The projection of increasing the corn supply, combined with the demand for green biofuels and sustainable foods, has led to a real boom in plants dedicated to grain processing. According to UNEM data, here are 21 plants for corn biorefining in Brazil. The vast majority (over 80%) emerged in the last 5 years. The lion’s share (18 refineries) are in the Central-West region including Mato Grosso state. In addition, there is one in the south (the states known for pig and poultry production), another one is located in the South East (the region including the cities Rio de Janeiro and São Paulo). Another one is located in the North East region.
Another 9 plants are about to be taken into use, of which 5 in Mato Grosso state. In addition, UNEM says that at least another 11 plants are in the planning stages. For this feature, Pig Progress visited various plants in Mato Grosso state, amongst those FS Bioenergy in the town Lucas do Rio Verde.
Corn ethanol plants produce both DDG and DDGS, which are considered high-quality alternatives for animal production. Nolasco says, “DDG and DDGS are strategic and advantageous alternatives for farmers, whether for the intensification of animal production, conversion of degraded areas, or adding value to corn by-products.”
Currently, the United States dominates that market, as it is the largest corn ethanol producer. The United States DDGS exports exploded from 5 million tons in 2009 to more than 11 million tons, to 58 countries in the season ending 2023. Of that amount, Mexico purchased the bulk, buying more than 20%, while South Korea took the number 2 position.
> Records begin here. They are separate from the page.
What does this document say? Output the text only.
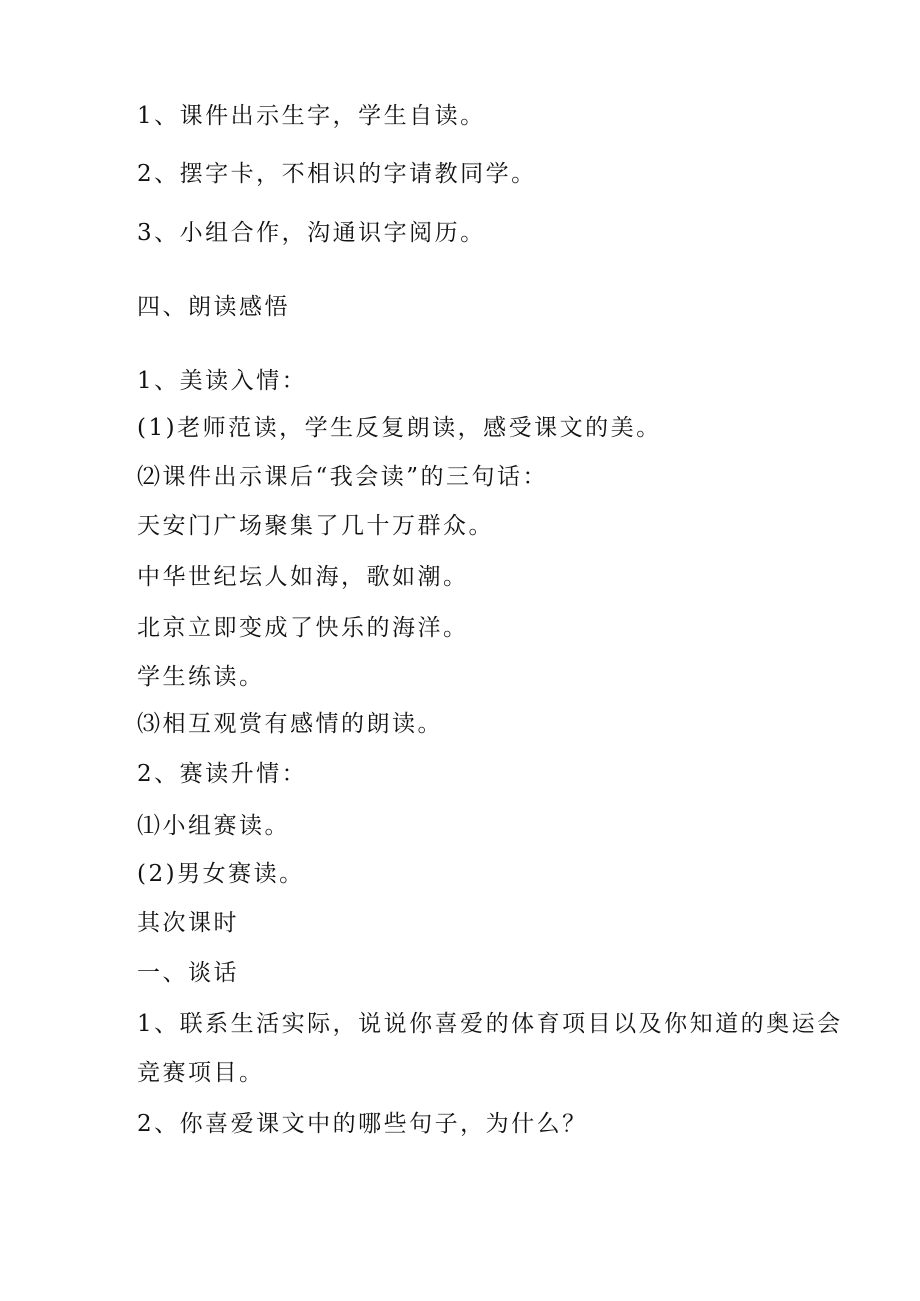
1、课件出示生字，学生自读。
2、摆字卡，不相识的字请教同学。
3、小组合作，沟通识字阅历。
四、朗读感悟
1、美读入情：
(1)老师范读，学生反复朗读，感受课文的美。
⑵课件出示课后“我会读”的三句话：
天安门广场聚集了几十万群众。
中华世纪坛人如海，歌如潮。
北京立即变成了快乐的海洋。
学生练读。
⑶相互观赏有感情的朗读。
2、赛读升情：
⑴小组赛读。
(2)男女赛读。
其次课时
一、谈话
1、联系生活实际，说说你喜爱的体育项目以及你知道的奥运会
竞赛项目。
2、你喜爱课文中的哪些句子，为什么？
Vietnam, Indonesia and Canada completed the list of top-5 importers for the season ending 2023.
In comparison, in 2024, Brazil produces about 4 million tons of DDG and DDGS and is expected to export between 800,000 and 1 million tons. To illustrate the potential: the country’s feed production reaches about 83 million tons.
Nolasco says that Brazilian DDG and DDGS products are already being shipped around the globe, with exports to Indonesia, Japan, New Zealand, South Korea, Spain, Turkey and Vietnam. China is expected to open its market for Brazilian DDG and DDGS products. Future shipments could provide further opportunities for Brazil to expand its global position in animal husbandry. On the one hand, it could help produce even cheaper and better domestically and help provide better products worldwide.
Nolasco concludes, “Therefore, the DDG and DDGS market is an investment strategy. We did not have a production chain previously, but today we do. We believe that DDG and DDGS could represent up to 25% of the corn biorefinery business.”